The Harker upper school has taken measured steps to implement the history of the Holocaust into its upper school curriculum. Courses that cover the Holocaust include the World History classes and the AP European history class, course paths required for all upper school students in their sophomore year.
Upperclassmen have the option to take the History of the Holocaust and Genocide elective and the Literature of the Holocaust elective, and the topic is also covered in upper school history teacher Mark Janda’s Social Justice course, which was introduced last year.
“We’re talking about civic engagement, we’re talking about how regular people can be fully engaged in the community around them in order to create greater justice for all of our peers, and part of that means being on the lookout for the kinds of behaviors, government behaviors and community behaviors that lead to things like the Holocaust,” Janda said. “So to me, it’s embedded within the very meaning of social justice.”
Furthermore, the Student Diversity Coalition (SDC) worked with Paran and Yusupov to invite Holocaust survivor Leon, who is currently a member of the JFCS Holocaust Center’s William J. Lowenberg Speakers Bureau, to speak with the upper school this past April. Leon, who was born in Czernowitz, Romania, in 1931, was only 10 years old when the Nazis invaded.
After being forced to leave his hometown in Sept. 1941, he and his family were sent to the Mogilev-Podolsk Camp, which they successfully escaped from. They stayed in the Djurin Ghetto for two years until the ghetto was liberated in March 1944.
“There were only 18 apartment building[s], 14 were previously occupied by Jewish families,” Leon said of returning to his apartment complex in his hometown. “We were the only ones to return.”
JFCS Holocaust Center Education and Marketing Manager Penny, who helped host the speaker event, emphasized the importance of educating today’s youth about the Holocaust and the events leading up to it.
“One thing we always emphasize is that the Holocaust did not happen overnight,” Penny said. “That’s incredibly important for people to understand.
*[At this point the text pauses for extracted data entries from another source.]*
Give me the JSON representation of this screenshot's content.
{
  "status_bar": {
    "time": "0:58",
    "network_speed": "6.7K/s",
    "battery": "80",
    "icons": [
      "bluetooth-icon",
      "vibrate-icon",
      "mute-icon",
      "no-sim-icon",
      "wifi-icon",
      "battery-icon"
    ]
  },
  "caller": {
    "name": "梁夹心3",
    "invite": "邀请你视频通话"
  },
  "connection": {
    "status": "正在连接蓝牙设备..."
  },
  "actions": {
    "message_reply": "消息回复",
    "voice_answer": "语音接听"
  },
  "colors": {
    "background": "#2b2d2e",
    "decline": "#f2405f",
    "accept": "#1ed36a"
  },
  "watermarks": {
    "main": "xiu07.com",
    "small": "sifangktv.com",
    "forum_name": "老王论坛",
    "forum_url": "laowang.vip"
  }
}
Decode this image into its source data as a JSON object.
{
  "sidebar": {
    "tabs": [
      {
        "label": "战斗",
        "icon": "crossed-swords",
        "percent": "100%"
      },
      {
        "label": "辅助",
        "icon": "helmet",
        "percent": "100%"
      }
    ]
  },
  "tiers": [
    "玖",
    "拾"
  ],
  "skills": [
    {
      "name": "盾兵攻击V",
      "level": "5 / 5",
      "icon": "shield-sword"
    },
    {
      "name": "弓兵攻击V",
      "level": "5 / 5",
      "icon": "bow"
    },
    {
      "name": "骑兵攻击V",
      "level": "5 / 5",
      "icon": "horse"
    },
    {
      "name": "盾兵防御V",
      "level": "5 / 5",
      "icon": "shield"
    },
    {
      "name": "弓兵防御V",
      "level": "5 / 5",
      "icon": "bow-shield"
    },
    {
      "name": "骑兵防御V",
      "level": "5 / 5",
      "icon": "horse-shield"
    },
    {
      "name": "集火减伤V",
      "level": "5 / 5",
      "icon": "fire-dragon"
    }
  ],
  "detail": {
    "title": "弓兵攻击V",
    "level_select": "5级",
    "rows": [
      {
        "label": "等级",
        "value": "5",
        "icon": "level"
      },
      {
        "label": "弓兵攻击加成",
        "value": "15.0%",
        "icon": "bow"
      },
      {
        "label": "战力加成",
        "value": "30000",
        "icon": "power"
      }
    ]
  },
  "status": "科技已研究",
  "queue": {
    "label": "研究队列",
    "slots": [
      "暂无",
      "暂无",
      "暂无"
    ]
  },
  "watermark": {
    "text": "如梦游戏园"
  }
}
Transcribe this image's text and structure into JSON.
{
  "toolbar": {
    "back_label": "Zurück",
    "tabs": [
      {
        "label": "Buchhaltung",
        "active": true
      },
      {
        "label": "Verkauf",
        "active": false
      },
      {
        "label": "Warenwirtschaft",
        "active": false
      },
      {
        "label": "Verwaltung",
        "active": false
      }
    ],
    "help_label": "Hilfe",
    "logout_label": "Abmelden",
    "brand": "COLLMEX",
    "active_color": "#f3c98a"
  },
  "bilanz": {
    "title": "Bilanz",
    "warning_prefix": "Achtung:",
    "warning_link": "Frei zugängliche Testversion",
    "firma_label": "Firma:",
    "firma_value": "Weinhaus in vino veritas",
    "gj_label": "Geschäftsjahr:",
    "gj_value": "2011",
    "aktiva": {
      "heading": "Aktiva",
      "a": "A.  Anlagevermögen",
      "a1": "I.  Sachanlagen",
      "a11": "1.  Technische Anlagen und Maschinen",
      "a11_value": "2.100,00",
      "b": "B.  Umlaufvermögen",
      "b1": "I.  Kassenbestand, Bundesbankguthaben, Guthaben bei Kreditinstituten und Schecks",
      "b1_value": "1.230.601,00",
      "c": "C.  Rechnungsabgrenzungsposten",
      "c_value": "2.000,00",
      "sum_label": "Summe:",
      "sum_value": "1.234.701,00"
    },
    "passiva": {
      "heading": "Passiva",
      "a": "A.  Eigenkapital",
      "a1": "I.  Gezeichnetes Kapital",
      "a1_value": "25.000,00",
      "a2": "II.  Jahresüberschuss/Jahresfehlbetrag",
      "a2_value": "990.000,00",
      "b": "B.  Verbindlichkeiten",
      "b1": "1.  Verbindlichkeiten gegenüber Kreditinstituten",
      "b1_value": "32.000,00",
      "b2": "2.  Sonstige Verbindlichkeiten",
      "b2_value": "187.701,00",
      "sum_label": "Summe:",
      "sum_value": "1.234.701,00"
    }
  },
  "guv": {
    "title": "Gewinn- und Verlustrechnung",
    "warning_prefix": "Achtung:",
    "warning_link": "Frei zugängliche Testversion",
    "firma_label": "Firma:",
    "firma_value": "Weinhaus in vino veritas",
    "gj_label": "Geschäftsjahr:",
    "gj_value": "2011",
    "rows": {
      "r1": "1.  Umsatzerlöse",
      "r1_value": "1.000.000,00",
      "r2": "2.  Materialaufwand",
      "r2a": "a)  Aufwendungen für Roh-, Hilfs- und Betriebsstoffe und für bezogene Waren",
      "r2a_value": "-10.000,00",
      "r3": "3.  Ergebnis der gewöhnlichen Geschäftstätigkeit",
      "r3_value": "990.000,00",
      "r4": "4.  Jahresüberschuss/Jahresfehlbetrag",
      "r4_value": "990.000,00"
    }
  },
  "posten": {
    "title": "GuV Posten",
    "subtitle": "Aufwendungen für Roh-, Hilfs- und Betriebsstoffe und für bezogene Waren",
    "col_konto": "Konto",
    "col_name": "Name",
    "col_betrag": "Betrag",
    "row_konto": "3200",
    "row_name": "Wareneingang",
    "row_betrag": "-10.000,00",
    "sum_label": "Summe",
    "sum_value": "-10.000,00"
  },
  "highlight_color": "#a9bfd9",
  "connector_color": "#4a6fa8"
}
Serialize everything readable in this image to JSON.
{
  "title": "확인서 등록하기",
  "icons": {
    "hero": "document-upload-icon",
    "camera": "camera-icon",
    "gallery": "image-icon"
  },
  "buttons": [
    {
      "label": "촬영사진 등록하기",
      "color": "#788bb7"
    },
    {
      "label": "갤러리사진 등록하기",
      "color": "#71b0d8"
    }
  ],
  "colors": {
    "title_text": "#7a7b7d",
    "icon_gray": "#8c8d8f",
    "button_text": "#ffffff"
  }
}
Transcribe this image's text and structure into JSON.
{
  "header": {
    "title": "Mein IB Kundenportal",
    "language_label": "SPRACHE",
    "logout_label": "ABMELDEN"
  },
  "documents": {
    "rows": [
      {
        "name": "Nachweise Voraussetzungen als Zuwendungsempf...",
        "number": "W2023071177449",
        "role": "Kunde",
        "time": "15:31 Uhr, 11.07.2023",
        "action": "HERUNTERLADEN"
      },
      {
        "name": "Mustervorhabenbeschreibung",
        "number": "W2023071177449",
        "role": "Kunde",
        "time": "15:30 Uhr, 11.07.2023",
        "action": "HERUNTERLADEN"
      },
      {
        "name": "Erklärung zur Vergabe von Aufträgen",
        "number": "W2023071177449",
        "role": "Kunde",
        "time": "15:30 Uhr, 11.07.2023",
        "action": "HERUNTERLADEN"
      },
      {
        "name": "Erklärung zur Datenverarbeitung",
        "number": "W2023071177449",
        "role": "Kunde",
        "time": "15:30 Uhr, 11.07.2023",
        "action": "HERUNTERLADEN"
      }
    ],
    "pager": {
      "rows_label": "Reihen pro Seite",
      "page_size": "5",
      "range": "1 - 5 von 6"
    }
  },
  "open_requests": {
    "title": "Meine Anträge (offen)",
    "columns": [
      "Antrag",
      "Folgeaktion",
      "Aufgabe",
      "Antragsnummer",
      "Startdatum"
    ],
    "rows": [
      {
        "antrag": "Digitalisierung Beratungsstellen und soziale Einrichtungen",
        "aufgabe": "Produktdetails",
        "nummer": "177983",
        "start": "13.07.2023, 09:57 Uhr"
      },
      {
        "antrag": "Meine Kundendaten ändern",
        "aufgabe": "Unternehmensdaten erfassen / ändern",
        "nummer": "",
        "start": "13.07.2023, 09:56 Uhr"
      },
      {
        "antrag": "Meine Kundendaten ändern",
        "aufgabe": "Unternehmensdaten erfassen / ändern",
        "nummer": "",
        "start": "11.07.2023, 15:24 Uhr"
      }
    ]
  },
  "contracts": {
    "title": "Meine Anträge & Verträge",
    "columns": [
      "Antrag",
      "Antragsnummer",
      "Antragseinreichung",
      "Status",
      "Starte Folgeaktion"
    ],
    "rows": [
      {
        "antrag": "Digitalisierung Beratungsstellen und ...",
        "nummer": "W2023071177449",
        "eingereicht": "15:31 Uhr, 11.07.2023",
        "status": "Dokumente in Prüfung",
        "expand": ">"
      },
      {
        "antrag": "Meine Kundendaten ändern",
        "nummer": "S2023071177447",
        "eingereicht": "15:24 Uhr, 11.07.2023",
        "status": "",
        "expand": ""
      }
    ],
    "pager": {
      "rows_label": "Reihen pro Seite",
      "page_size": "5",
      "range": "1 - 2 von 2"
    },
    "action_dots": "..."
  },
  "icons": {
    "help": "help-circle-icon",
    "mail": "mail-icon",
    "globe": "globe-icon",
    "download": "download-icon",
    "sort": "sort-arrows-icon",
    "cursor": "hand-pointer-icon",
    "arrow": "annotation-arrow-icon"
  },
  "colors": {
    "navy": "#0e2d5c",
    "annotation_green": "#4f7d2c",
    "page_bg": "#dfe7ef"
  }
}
Because if you don’t have a full understanding of how genocide occurs, then I don’t think you really will have a full understanding of how to stop it from happening.”
Despite Harker’s efforts to incorporate the Holocaust into its curriculum, Janda believes there can be more done to decrease its opacity and expand the school’s scope of education.
“We can have school announcements about International Holocaust Remembrance Day,” Janda said. “In any variety of other heritage months and memorials, we can do a better job of balancing those things, making them part of assemblies and school meetings, because there’s always more we can do.”
Janda believes that education on the Holocaust helps students not only to understand the gravity of its history but also to apply the patterns to other modern genocides ongoing in the world since governments that “scapegoat” select communities continue to exist. Janda mentions the 21st-century Rwandan genocide, the Balkan states genocide and the Uyghur concentration camps in China as a few modern-day examples.
“The Holocaust was an industrialized, mechanized effort to wipe out an entire population, and we’ve only achieved greater and greater means to do the same thing again in the generations since,” Janda said. “We have to keep learning about it in order to make sure we’re informed so we can stand up when we see it happening. We actually have to remind all of us how [the Holocaust] came to be in the 1930s of Germany to prevent it from happening again.”